Él dudó sólo un instante.

– Mira, ¿qué te parece si voy contigo a comer? Me irá bien estirar las piernas. Me he pasado toda la mañana aquí encerrado, así que me apetece cambiar de aire. Quizá podrías enseñarme un poco el pueblo. -Hizo una pausa-. Si te parece bien, por supuesto.

Lexie estuvo a punto de decir que no, pero entonces se acordó de las palabras de Doris, y sus pensamientos se nublaron.

«Muchas gracias por meter las narices en mi vida, Doris», pensó Lexie. A pesar de que su intuición le hacía decantarse por rechazar la oferta, acabó aceptando.

– De acuerdo. Pero sólo dispongo de una hora para comer, así que dudo que te sirva de mucho.

Jeremy pareció tan sorprendido como ella ante su respuesta positiva. Se puso de pie y la siguió hasta la puerta.

– No te preocupes; con cualquier cosa estaré más que satisfecho -repuso él-. Así podré empezar a completar los interrogantes que tengo por el momento. Creo que es importante saber lo que sucede en un lugar como éste.

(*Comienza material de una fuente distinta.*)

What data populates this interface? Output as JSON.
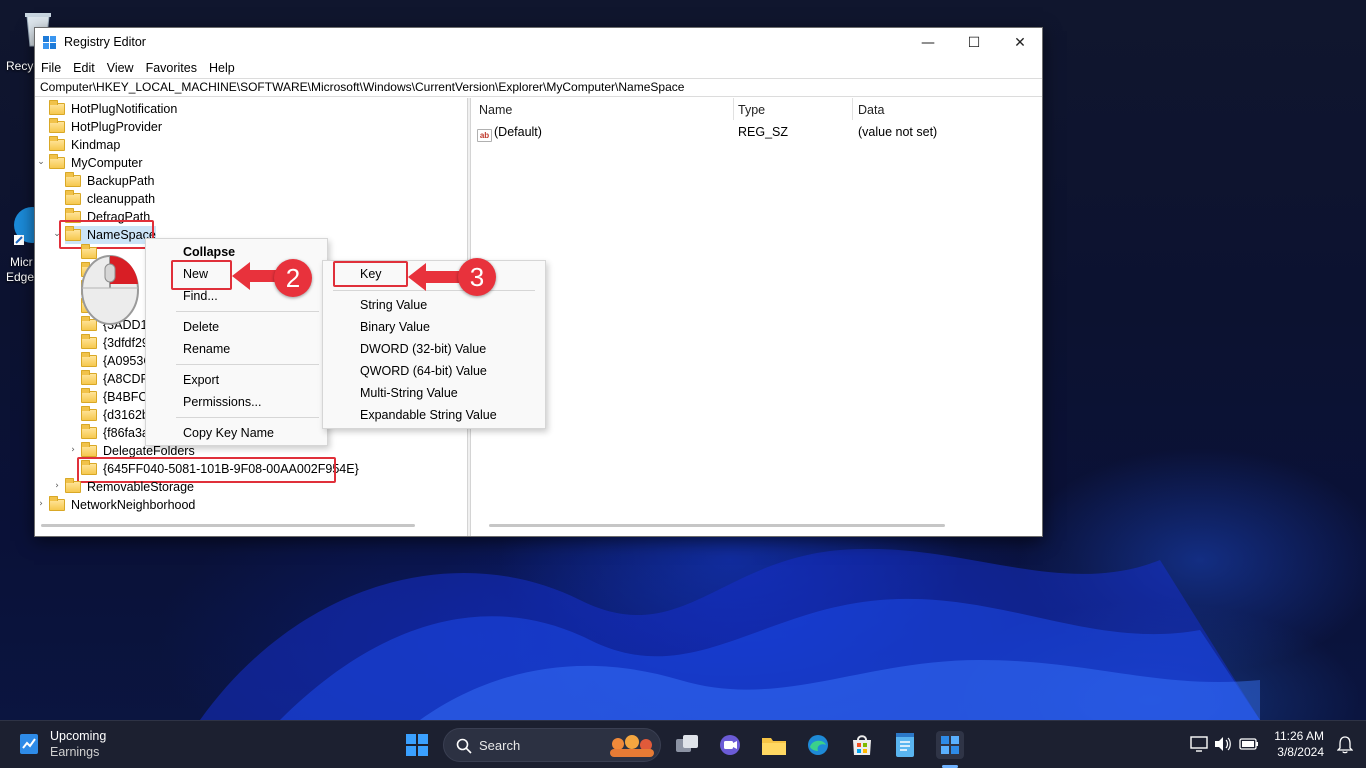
{
  "desktop": {
    "icons": [
      {
        "label": "Recyc"
      },
      {
        "label": "Micr"
      },
      {
        "label": "Edge"
      }
    ]
  },
  "window": {
    "title": "Registry Editor",
    "controls": {
      "minimize": "—",
      "maximize": "☐",
      "close": "✕"
    },
    "menu": [
      "File",
      "Edit",
      "View",
      "Favorites",
      "Help"
    ],
    "address": "Computer\\HKEY_LOCAL_MACHINE\\SOFTWARE\\Microsoft\\Windows\\CurrentVersion\\Explorer\\MyComputer\\NameSpace",
    "tree": {
      "hotplug_notification": "HotPlugNotification",
      "hotplug_provider": "HotPlugProvider",
      "kindmap": "Kindmap",
      "mycomputer": "MyComputer",
      "backuppath": "BackupPath",
      "cleanuppath": "cleanuppath",
      "defragpath": "DefragPath",
      "namespace": "NameSpace",
      "children": [
        "{3ADD16",
        "{3dfdf29",
        "{A0953C",
        "{A8CDFF",
        "{B4BFCC",
        "{d3162b",
        "{f86fa3a"
      ],
      "delegate_folders": "DelegateFolders",
      "new_key": "{645FF040-5081-101B-9F08-00AA002F954E}",
      "removable_storage": "RemovableStorage",
      "network_neighborhood": "NetworkNeighborhood"
    },
    "list": {
      "columns": {
        "name": "Name",
        "type": "Type",
        "data": "Data"
      },
      "rows": [
        {
          "name": "(Default)",
          "type": "REG_SZ",
          "data": "(value not set)",
          "icon": "ab"
        }
      ]
    }
  },
  "context_menu": {
    "collapse": "Collapse",
    "new": "New",
    "find": "Find...",
    "delete": "Delete",
    "rename": "Rename",
    "export": "Export",
    "permissions": "Permissions...",
    "copy_key_name": "Copy Key Name"
  },
  "submenu": {
    "key": "Key",
    "string_value": "String Value",
    "binary_value": "Binary Value",
    "dword_value": "DWORD (32-bit) Value",
    "qword_value": "QWORD (64-bit) Value",
    "multi_string_value": "Multi-String Value",
    "expandable_string_value": "Expandable String Value"
  },
  "annotations": {
    "step2": "2",
    "step3": "3",
    "accent": "#e8323c"
  },
  "taskbar": {
    "widget_title": "Upcoming",
    "widget_subtitle": "Earnings",
    "search_placeholder": "Search",
    "time": "11:26 AM",
    "date": "3/8/2024",
    "pinned": [
      "start-icon",
      "search-icon",
      "task-view-icon",
      "teams-icon",
      "file-explorer-icon",
      "edge-icon",
      "store-icon",
      "notepad-icon",
      "regedit-icon"
    ]
  }
}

– ¿Te refieres a nuestro pueblucho?

– Nunca he dicho que sea un pueblucho.

– Ya, pero es lo que piensas. En cambio, yo amo este lugar.

– Lo supongo, ¿por qué si no vivirías aquí?

– Porque no es Nueva York, por ejemplo.

– ¿Has estado allí?

– Viví en Manhatan, en el 69 West.

Jeremy casi dio un traspié.

– ¡Pero si eso está sólo a escasas manzanas de donde yo vivo!

Ella sonrió.

– El mundo es un pañuelo, ¿eh?

Jeremy caminó apresuradamente intentando no perder el paso mientras se aproximaban a las escaleras.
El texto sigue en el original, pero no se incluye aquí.